Et c’est vraiment l’ensemble des communautés qui profitent du vaste réseau des festivals québécois, assure le président et directeur général d’Événements Attractions Québec.

« Dans les régions, les impacts sont perceptibles pour l’ensemble de la communauté d’affaires. Il y a toutes sortes d’effets indirects. C’est aussi vrai pour l’épicerie où les gens s’arrêtent acheter des trucs, que pour l’offre de restauration et de services, que pour la station-service où les festivaliers font le plein avant de repartir. Ça remplit les campings, les auberges, les hôtels, ça visite les artisans », fait remarquer François-G. Chevrier.

Appui du gouvernement

Et après deux années difficiles de pandémie, les intervenants du milieu ont unanimement salué la décision du gouvernement de revoir à la hausse son soutien financier aux festivals.

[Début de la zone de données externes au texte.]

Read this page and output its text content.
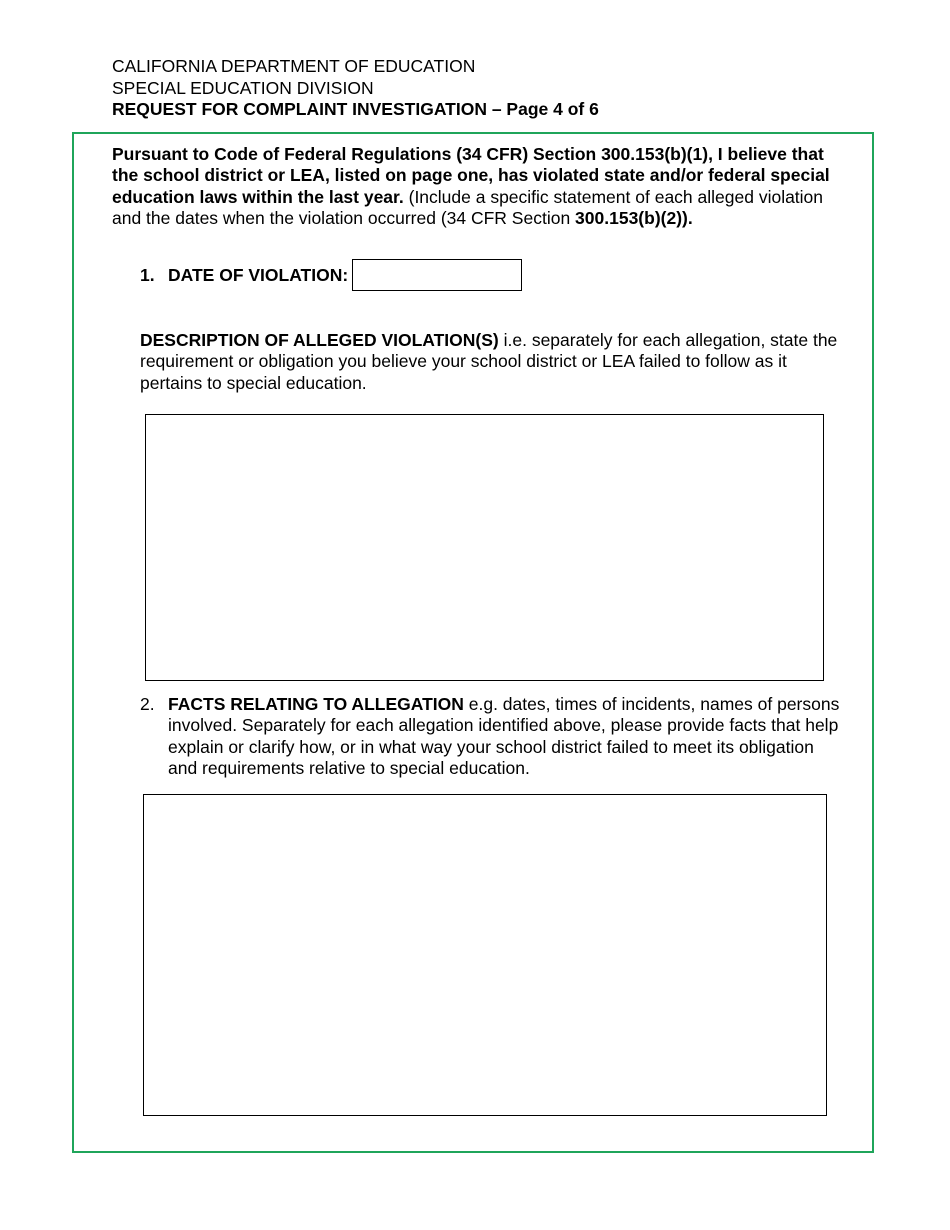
CALIFORNIA DEPARTMENT OF EDUCATION
SPECIAL EDUCATION DIVISION
REQUEST FOR COMPLAINT INVESTIGATION – Page 4 of 6
Pursuant to Code of Federal Regulations (34 CFR) Section 300.153(b)(1), I believe that the school district or LEA, listed on page one, has violated state and/or federal special education laws within the last year. (Include a specific statement of each alleged violation and the dates when the violation occurred (34 CFR Section 300.153(b)(2)).
1. DATE OF VIOLATION:
DESCRIPTION OF ALLEGED VIOLATION(S) i.e. separately for each allegation, state the requirement or obligation you believe your school district or LEA failed to follow as it pertains to special education.
2. FACTS RELATING TO ALLEGATION e.g. dates, times of incidents, names of persons involved. Separately for each allegation identified above, please provide facts that help explain or clarify how, or in what way your school district failed to meet its obligation and requirements relative to special education.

Cette décision aura probablement permis à certaines communautés de sauver leur événement et de s’assurer d’en retirer les retombées cette année pour se remettre sur les rails.

« L’effort de relance post-pandémie nous aide avec les enjeux d’inflation et de main-d’œuvre. Ça a permis des petits plus dans la programmation qui vont attirer des gens », observe Martin Roy, président du Regroupement des événements majeurs internationaux.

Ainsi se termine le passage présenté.